The next Tuesday was the last lesson in the series. Dr. Meffist was at his most engaging and did his best to clear up any remaining fears and worries his students might have had about using their machines. Several of the students did have questions they preferred to ask him separately, as did Betty. He sat down in a chair across the table from her and she asked him again what was the function of these strange keys. She was convinced that he knew. But all he said was that in his experience wishing keys were only to be used in connection with a serious wish, and that a specific sequence of key strikes had to be used. And at this point she knew what her wish was, and she looked him straight in the eye for a full minute. Then she closed her eyes tightly and let her fingers strike the two keys in a long blind sequence. At the end she opened her eyes, shut down her laptop, looked up at Dr. Meffist and saw his smile.
Pulling into the driveway at her home she noticed that Bob had not put out the recycling. She stormed into the house shouting his name. There was no response. She went all over the house shouting at him until reaching the lounge and his recliner she saw his pipe sitting in an ashtray issuing a thin wisp of blue smoke. The cushions of the recliner were warm, but there was no sign of the body that made them that way. Bob had gone. A quick telephone circuit of the few friends he had and their children confirmed that he was indeed gone.

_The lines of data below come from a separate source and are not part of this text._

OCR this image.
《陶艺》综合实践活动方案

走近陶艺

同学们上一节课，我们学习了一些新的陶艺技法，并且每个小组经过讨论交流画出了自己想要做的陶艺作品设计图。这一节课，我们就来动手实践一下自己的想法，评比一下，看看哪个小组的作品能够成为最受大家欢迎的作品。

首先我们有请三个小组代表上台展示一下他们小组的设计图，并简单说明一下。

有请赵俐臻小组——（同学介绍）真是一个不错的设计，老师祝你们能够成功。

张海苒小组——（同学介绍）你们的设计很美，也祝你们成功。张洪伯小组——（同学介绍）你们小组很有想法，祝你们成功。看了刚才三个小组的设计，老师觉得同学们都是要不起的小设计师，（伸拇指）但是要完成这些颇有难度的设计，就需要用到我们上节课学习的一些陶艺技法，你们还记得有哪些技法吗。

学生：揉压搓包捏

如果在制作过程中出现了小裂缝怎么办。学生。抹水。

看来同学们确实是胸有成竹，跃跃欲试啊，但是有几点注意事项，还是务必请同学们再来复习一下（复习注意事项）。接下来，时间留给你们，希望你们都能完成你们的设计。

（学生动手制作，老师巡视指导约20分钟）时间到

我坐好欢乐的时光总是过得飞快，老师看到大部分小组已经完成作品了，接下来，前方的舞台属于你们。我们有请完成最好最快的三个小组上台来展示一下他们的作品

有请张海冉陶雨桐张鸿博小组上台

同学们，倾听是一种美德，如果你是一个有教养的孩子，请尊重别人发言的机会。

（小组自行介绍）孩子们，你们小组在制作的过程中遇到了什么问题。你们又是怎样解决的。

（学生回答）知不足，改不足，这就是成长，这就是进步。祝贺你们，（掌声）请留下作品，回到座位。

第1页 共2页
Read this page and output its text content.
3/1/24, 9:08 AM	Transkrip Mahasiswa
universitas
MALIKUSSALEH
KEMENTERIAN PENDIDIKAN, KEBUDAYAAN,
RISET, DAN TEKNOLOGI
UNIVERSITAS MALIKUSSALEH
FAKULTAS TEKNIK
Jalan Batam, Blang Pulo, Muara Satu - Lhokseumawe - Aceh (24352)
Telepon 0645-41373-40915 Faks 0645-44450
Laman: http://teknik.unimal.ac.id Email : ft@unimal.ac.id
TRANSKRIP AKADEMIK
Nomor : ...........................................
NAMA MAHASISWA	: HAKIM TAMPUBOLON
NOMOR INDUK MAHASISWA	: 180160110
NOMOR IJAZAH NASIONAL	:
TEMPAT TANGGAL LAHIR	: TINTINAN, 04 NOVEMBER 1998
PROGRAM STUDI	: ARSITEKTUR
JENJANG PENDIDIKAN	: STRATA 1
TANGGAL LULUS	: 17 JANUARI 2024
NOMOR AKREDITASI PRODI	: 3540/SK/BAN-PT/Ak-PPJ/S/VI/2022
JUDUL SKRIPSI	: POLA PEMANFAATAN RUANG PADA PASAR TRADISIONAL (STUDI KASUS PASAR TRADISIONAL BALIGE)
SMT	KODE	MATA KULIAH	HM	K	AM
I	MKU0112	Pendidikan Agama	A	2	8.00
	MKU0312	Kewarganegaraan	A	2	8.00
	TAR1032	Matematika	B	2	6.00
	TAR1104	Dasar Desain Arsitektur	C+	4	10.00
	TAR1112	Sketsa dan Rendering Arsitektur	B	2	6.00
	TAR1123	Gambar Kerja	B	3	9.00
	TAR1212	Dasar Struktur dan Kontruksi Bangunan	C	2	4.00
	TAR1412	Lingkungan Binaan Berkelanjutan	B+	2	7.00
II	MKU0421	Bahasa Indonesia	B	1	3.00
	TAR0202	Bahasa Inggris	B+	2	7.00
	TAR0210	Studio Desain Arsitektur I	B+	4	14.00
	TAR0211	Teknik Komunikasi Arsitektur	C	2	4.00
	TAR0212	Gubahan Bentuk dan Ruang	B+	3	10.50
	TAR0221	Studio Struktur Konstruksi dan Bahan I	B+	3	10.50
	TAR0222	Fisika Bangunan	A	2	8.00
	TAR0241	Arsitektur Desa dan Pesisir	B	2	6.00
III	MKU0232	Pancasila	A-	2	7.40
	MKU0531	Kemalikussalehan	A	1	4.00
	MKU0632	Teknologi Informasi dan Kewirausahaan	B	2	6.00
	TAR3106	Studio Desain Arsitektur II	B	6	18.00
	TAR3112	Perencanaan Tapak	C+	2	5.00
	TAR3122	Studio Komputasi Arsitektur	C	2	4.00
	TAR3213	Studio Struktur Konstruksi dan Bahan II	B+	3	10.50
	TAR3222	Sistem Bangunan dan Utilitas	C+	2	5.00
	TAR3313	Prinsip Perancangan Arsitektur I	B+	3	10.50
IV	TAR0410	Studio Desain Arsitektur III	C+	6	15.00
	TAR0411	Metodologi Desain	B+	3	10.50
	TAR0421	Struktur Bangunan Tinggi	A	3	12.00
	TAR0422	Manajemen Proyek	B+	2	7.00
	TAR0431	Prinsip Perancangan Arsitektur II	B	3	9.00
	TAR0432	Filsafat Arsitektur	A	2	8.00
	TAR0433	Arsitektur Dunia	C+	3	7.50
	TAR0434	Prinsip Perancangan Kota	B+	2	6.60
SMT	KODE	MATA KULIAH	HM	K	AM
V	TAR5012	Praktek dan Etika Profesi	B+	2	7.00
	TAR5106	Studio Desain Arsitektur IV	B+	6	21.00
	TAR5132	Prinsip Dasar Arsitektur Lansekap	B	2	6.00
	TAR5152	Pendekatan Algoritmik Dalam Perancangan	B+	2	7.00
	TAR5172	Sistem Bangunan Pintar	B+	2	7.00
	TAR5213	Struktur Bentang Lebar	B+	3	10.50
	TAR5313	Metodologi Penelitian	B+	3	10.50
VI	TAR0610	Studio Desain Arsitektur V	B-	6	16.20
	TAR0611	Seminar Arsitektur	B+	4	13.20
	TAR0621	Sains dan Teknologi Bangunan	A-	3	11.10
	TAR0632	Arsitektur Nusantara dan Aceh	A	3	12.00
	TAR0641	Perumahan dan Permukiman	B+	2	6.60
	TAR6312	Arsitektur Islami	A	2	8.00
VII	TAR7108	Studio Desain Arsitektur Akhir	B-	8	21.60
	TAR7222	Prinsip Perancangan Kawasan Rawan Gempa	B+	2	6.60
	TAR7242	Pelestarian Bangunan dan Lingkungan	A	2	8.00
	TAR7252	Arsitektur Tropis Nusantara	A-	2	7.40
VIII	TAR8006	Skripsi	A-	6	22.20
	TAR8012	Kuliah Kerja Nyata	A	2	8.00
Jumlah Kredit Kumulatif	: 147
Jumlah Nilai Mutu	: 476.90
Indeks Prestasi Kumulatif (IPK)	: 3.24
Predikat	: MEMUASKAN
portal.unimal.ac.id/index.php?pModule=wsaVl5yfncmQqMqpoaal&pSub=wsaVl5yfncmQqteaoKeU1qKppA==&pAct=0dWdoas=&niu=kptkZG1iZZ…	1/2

Betty had the sense not to call the police for a few hours, but she did reboot her laptop and was not really surprised to find that the ‘wishing keys’ had vanished. She ate a light dinner, drank a little wine, watched a British murder mystery on Netflix and slept well.
The following morning, close to lunchtime, Betty did call the police to report Bob as missing, and found in herself a skill for acting she had not realized in the past. Wringing her hands, she sat alternately offering the police sergeant more coffee and cookies or bursting into tears. It was a superior performance.
A few days later she drove to the Community College and went to the office. She asked if Dr. Meffist would be offering any more classes. The admittance clerk shook her head and assured her that they had never employed a Dr. Meffist, but would be glad to sign Betty up for advanced lessons with their regular computer instructor. Betty was not surprised. She was even less surprised when she failed to find room 101B or any trace of it.
Some weeks passed and the police said they were very sorry but had concluded that Bob had decided to leave of his own free will somehow, and they saw no evidence of foul play. They speculated he would turn up one day. Betty thought not. A few days later Betty went out and bought a puppy, an animal she could train. She called it Fausto and enjoyed walking him in the park, often in the company of other women, and their dogs. Women that she recognized from Dr. Meffist’ class.